Não respondi. Apenas fiquei observando-a. Reparei nas suas mãos, nas suas roupas - pijamas sem estampa - , no rosa do seu cabelo, na sua boca sorridente e nos seus olhos, desta vez livres de qualquer sentimento frígido. E ela permitiu cada olhar, cada segundo em silêncio, como se soubesse e entendesse perfeitamente como minha mente desacostumada à interações funcionasse. Ela permaneceu parada, sorrindo, esperando até que eu estivesse pronto. Sem dúvidas, uma das pessoas mais encantadoras que eu já havia conhecido.

- Porque estava chorando? - Queria que ela sentisse a brecha, que se aproximasse. Minha vontade da certeza de que todos os resquícios de medo e desconfiança haviam ido embora era tremenda. Eu queria que ela sentisse e nos permitisse.

- Ah, isso não tem a menor importância. - Falou agitando as mãos como se me dissesse para esquecer aquilo.

- Você pode confiar em mim… - Esperava que ela não entendesse aquilo como um desespero afobado, minha intenção era deixar tudo claro como cristal entre nós.

- Eu tenho certeza disso, Gaara. - Ela disse sorrindo e entoando ao dizer meu nome. - Mas juro que não tem a menor importância.

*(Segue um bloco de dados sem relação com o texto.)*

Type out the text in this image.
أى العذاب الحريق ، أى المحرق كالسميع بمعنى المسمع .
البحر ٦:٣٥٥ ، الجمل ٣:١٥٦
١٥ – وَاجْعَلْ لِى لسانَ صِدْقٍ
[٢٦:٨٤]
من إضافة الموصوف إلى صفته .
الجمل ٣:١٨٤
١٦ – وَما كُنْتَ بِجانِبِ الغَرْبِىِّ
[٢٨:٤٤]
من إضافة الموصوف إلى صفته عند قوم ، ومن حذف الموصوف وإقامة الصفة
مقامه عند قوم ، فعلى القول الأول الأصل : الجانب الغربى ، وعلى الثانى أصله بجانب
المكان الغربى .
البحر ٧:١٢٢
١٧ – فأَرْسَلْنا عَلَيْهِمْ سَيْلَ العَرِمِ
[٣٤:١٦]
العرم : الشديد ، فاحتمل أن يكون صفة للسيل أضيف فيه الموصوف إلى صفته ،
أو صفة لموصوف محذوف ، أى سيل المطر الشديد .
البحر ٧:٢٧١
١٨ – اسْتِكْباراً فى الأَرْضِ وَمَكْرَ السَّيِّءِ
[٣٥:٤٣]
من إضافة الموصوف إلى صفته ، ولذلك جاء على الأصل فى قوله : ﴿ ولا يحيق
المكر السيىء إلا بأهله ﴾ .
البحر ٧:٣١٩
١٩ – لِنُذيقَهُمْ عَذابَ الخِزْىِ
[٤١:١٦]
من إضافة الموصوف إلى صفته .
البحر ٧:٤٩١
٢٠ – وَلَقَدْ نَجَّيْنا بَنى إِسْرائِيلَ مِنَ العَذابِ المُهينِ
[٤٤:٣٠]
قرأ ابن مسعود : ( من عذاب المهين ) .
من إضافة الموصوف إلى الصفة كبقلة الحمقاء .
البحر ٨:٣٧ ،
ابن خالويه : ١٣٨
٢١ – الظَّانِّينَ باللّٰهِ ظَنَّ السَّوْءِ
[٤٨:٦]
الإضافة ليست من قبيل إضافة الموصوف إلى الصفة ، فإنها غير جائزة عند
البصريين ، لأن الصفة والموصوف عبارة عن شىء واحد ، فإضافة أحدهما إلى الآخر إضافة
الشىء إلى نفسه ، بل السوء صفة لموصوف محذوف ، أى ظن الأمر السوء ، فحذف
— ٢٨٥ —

- Gostaria de um pedaço de torta de maçã? Eu trouxe para o jantar, mas você não estava conosco. - Sakura disse quando eu esperava que o silêncio dominasse mais uma vez.

- Eu nunca comi torta de maçã.

- Meu Deus, vamos corrigir esse desastre, rápido. - Ela riu, levantando-se com um pulo, em seguida virou-se e ofereceu a sua mão para me ajudar a me levantar também.

Vendo aquela mão ali estendida para mim, e somente para mim, aquele sorriso aberto e seus olhos brilhantes descarregados eu simplesmente segurei sua mão e me deixei levar. Naquele momento eu percebi que não precisava me esforçar ou me preocupar, ela já havia me aceitado e me guardado. E foi exatamente a mesma coisa que eu fiz.